> From: "Louis A. Mamakos" <louie(_at_)TransSys(_dot_)COM>
> The Internet architecture never gave the end system some mechanism to
> help it make this binding decision when trying to communicate with
> non-local peers.
> ...
> There was no protocol to ask the network "which of address should I
> use to talk to this remote end system?"
Ah, memory lane! I proposed a related mechanism - chosing the address to
use for a *destination* host with multiple addresses - at IETF #1! It used
an ICMP message with the list of potential destination addresses, sent to
any first-hop router.
Actually, I proposed adding three different mechanisms: the one to select
the best destination address, one to find routers (which we now have), and
one to debug routes (I wasn't clever enough to figure out the TTL trick
used by trace-route).
There is a reason why we don't have the third - and it's related to why
doing it for the case of multiple source addresses is something we don't
have either.
It seems easy enough to have such a mechanism for destination addresses in
a mono-metric routing architecture - you just send the list of potential
destination addresses to a first-hop router, which just says "which
destination is closer". Since by definition such a list can be ordered by
the metric, it's a no-brainer, right?
Wrong.
If you have multiple first-hop routers, depending on which of your
first-hop routers you pick, you may get back a different answer.
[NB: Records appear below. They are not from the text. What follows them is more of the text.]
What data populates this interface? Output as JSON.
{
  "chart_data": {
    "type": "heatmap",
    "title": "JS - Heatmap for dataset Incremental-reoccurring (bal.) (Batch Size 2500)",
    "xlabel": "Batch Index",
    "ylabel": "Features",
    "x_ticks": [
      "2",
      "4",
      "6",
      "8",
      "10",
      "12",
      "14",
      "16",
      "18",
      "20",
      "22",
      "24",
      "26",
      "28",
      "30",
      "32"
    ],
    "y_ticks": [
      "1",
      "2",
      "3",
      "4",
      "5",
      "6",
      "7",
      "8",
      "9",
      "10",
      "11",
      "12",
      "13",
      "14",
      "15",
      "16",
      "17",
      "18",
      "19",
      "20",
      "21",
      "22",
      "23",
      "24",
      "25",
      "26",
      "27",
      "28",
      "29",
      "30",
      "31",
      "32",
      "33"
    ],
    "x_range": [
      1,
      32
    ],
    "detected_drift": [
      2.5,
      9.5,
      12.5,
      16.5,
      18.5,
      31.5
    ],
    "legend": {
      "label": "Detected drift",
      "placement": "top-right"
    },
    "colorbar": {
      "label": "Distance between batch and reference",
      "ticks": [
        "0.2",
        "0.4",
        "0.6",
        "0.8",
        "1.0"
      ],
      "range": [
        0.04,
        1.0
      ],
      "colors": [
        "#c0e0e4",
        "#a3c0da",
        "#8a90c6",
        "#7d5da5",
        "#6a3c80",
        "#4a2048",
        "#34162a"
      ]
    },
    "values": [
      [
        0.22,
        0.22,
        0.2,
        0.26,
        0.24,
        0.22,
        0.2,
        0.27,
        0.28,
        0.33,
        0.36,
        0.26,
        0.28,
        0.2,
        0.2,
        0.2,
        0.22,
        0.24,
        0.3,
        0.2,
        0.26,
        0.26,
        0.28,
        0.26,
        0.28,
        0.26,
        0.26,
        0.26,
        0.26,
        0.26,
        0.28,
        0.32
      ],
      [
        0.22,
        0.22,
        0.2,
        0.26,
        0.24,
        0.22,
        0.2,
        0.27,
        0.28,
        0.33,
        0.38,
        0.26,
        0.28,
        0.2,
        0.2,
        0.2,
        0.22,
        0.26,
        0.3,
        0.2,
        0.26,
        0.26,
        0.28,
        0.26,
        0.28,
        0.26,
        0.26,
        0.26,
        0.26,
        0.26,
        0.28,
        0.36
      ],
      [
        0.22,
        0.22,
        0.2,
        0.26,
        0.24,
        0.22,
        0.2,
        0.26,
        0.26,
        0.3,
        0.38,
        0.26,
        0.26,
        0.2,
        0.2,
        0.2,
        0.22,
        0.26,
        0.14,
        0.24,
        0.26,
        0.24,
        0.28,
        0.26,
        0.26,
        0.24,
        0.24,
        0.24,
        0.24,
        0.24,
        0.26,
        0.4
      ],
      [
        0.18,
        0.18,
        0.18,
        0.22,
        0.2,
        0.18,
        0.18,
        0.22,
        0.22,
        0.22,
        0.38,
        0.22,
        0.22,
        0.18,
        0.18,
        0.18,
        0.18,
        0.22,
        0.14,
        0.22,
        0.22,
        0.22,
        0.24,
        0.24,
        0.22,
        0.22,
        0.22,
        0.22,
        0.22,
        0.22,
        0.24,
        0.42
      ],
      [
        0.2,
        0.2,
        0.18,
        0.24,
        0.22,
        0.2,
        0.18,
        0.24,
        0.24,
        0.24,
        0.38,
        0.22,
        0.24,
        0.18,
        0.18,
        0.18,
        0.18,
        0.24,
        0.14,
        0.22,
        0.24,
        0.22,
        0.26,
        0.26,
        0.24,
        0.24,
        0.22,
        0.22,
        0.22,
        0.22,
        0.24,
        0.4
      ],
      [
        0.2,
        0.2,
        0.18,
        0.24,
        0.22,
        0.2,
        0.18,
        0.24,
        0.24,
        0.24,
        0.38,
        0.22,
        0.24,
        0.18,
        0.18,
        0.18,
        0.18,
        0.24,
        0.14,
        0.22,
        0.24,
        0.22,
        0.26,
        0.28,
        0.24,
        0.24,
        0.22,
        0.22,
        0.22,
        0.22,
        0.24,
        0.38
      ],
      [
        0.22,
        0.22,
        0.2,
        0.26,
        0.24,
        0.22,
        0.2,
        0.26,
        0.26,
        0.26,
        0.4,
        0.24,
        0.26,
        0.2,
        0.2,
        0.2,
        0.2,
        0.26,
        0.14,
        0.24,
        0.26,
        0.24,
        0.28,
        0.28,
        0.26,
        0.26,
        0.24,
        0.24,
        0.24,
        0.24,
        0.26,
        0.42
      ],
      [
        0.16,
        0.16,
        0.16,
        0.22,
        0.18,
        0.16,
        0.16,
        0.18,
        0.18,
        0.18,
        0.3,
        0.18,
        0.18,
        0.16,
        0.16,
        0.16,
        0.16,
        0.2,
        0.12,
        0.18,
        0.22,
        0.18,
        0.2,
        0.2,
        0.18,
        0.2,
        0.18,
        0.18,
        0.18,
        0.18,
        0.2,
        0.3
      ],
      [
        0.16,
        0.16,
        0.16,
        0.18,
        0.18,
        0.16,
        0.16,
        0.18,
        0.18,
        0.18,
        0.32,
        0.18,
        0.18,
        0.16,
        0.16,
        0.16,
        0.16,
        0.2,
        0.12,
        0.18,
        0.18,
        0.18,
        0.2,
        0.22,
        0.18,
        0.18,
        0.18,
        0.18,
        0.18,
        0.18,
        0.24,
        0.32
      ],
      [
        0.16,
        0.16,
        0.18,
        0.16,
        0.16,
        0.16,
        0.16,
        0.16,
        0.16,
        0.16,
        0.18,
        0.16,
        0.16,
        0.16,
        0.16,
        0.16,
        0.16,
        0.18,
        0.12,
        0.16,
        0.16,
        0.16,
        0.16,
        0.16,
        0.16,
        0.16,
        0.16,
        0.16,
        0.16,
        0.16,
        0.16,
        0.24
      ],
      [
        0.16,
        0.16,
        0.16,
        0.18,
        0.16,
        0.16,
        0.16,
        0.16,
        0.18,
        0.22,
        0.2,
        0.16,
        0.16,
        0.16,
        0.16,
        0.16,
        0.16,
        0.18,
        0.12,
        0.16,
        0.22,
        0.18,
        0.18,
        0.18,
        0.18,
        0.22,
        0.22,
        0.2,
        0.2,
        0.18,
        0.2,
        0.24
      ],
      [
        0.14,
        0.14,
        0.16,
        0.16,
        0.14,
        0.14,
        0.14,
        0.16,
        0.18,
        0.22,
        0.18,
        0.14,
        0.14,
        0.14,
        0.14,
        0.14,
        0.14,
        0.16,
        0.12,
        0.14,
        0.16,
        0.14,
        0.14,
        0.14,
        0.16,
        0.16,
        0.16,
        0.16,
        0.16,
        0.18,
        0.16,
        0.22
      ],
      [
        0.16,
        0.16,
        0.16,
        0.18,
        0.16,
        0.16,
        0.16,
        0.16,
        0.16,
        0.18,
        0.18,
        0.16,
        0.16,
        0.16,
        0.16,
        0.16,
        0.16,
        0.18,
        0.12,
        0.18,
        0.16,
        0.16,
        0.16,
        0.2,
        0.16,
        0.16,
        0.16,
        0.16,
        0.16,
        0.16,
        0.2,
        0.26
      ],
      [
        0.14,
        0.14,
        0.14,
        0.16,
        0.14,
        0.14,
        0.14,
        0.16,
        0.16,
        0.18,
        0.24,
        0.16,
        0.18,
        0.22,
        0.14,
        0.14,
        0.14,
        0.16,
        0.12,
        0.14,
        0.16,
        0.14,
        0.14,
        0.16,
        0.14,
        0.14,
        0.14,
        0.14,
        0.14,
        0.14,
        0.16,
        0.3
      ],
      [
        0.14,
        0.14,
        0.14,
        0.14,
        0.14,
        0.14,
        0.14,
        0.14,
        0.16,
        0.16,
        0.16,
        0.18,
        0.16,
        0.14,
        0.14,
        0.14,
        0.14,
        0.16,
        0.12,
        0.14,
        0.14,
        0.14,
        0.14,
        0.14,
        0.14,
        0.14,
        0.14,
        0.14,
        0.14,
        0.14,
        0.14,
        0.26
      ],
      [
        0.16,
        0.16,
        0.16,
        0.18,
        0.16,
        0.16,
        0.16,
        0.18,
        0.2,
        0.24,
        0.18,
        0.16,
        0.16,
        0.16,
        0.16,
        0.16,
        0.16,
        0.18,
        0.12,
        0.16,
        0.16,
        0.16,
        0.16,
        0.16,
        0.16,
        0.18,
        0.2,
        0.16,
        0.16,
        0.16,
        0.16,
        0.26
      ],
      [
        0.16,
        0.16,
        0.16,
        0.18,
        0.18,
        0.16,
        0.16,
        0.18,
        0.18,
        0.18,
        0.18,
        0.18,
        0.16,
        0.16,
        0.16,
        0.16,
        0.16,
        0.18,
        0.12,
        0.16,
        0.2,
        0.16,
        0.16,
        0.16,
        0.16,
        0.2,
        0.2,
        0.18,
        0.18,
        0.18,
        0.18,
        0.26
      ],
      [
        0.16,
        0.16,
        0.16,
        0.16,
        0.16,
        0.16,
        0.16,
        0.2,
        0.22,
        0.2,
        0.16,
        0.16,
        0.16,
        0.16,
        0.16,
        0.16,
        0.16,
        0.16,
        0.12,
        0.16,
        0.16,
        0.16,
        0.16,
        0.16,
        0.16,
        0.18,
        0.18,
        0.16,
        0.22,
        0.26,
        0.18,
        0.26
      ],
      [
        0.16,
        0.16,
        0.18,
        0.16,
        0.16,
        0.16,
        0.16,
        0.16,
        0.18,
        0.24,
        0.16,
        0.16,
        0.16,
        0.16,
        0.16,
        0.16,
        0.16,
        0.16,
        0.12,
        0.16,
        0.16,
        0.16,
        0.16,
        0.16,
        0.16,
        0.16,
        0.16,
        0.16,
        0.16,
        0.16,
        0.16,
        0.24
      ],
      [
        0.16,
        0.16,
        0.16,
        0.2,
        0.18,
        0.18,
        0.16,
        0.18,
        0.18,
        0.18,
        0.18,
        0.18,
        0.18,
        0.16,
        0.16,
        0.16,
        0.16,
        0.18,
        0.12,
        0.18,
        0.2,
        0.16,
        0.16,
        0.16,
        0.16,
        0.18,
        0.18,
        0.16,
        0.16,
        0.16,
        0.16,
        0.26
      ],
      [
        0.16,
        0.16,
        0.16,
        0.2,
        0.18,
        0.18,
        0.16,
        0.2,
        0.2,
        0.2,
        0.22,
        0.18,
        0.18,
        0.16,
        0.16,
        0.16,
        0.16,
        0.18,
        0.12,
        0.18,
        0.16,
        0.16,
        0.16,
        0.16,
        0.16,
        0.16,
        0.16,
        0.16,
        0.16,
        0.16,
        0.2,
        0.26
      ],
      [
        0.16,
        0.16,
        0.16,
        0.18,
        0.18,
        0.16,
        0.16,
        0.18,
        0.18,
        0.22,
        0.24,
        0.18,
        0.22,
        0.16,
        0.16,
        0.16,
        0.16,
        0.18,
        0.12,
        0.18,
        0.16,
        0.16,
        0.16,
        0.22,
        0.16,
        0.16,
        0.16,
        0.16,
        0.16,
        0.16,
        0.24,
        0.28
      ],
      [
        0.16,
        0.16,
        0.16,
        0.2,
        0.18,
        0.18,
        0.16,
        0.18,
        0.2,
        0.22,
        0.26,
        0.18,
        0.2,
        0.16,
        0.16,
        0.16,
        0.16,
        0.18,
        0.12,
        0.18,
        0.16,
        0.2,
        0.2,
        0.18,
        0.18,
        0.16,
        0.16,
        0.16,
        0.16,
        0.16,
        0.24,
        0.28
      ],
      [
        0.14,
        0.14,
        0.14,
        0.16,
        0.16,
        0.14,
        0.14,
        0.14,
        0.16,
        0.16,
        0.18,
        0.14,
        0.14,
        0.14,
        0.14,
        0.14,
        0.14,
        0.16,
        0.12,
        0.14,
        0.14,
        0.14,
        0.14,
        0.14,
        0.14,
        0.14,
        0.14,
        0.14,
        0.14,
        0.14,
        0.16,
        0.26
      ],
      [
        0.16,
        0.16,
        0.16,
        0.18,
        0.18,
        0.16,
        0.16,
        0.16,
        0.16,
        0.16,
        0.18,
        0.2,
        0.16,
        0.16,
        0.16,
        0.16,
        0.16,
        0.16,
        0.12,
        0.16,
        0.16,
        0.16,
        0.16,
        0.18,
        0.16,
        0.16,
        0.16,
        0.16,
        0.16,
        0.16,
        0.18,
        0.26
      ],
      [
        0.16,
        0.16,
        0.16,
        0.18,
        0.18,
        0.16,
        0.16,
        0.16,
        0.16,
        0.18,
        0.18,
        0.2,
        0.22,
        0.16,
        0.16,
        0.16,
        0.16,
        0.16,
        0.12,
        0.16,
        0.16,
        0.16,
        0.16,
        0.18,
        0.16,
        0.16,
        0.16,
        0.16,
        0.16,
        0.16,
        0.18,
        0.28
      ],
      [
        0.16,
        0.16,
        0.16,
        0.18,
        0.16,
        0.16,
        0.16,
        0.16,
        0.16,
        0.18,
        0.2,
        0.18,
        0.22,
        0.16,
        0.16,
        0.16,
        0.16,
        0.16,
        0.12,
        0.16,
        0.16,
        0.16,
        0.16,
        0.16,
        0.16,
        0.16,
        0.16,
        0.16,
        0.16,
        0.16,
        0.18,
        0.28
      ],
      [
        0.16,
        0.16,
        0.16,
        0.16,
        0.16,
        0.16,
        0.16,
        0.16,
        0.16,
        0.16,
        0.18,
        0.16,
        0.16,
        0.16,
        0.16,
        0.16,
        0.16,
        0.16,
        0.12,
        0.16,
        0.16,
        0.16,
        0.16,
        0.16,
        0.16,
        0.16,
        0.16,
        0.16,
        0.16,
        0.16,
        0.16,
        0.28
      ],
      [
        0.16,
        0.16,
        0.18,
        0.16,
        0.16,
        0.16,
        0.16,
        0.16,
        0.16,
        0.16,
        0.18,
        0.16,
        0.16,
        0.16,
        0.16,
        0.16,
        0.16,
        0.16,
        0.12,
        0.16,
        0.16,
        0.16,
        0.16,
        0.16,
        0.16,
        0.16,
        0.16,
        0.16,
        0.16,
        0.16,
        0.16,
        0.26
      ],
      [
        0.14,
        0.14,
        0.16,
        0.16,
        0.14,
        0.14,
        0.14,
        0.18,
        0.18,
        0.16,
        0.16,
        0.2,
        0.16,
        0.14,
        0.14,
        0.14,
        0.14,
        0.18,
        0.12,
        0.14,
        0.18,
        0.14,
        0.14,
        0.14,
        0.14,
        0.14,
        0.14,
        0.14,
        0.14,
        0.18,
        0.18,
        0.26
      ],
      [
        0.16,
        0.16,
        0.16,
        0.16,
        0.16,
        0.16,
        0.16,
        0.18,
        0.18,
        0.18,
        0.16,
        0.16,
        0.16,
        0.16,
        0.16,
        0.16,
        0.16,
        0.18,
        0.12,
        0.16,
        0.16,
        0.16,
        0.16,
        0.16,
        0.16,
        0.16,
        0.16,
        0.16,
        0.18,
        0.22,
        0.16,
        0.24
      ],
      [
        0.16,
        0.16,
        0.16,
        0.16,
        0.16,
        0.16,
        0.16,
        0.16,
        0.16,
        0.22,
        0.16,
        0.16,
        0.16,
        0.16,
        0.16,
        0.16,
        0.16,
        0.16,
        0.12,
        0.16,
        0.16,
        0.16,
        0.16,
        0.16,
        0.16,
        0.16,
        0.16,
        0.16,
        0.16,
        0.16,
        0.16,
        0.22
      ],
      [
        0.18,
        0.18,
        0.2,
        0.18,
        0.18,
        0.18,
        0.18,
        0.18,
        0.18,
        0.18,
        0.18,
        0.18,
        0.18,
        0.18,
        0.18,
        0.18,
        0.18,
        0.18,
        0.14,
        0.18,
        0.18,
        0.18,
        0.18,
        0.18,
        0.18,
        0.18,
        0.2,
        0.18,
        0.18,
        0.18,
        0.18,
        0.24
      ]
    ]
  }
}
You really
have to ask each of your potential first-hop routers "how far is it to
whichever of these destinations is the closest", and then compare the
answers you get back to find the shortest one.
However, if two routers are connected to two different AS's, that means in
that case that the answers you get back (particularly back in the EGP
days), are probably not directly comparable. Since most routers running BGP
now use a fairly complex set of rules (operating on fairly complex route
"descriptions") to select which route to prefer, it's not trivial to
compare what each router thinks is the "best".
As a theoretical aside, it gets even harder in any multi-metric routing
architecture (which I expect the Internet is not too far from having - it's
already appearing locally with things like QOSPF). I will leave why as an
exercise to the reader.
Selecting which *source* address to use to get to a given destination
address, in a host which has multiple real interfaces, is also potentially
tricky. You basically have to talk to the first-hop router on *each*
interface, give them the destination, and say "how far are you from that"?
Then you collate the answers you get back, and order them.
Again, the problem is that if the two interfaces are connected to two
different AS's, the answers you get back are likely not directly
comparable.
You can't say to one router "here are my addresses and the destination,
which is best", because that router doesn't know that the world looks like
from the other potential router.
So in many cases you wind up having to basically flip a coin.
Whether you'd get enough benefit from what's a fairly complex mechanism
(talk to multiple boxes, collate the responses you get back from them), one
which isn't always guaranteed to work, to make it worth it is probably the
reason this has never been done.
If we had a more unified routing architecture, this would be easier, but we
don't.
Noel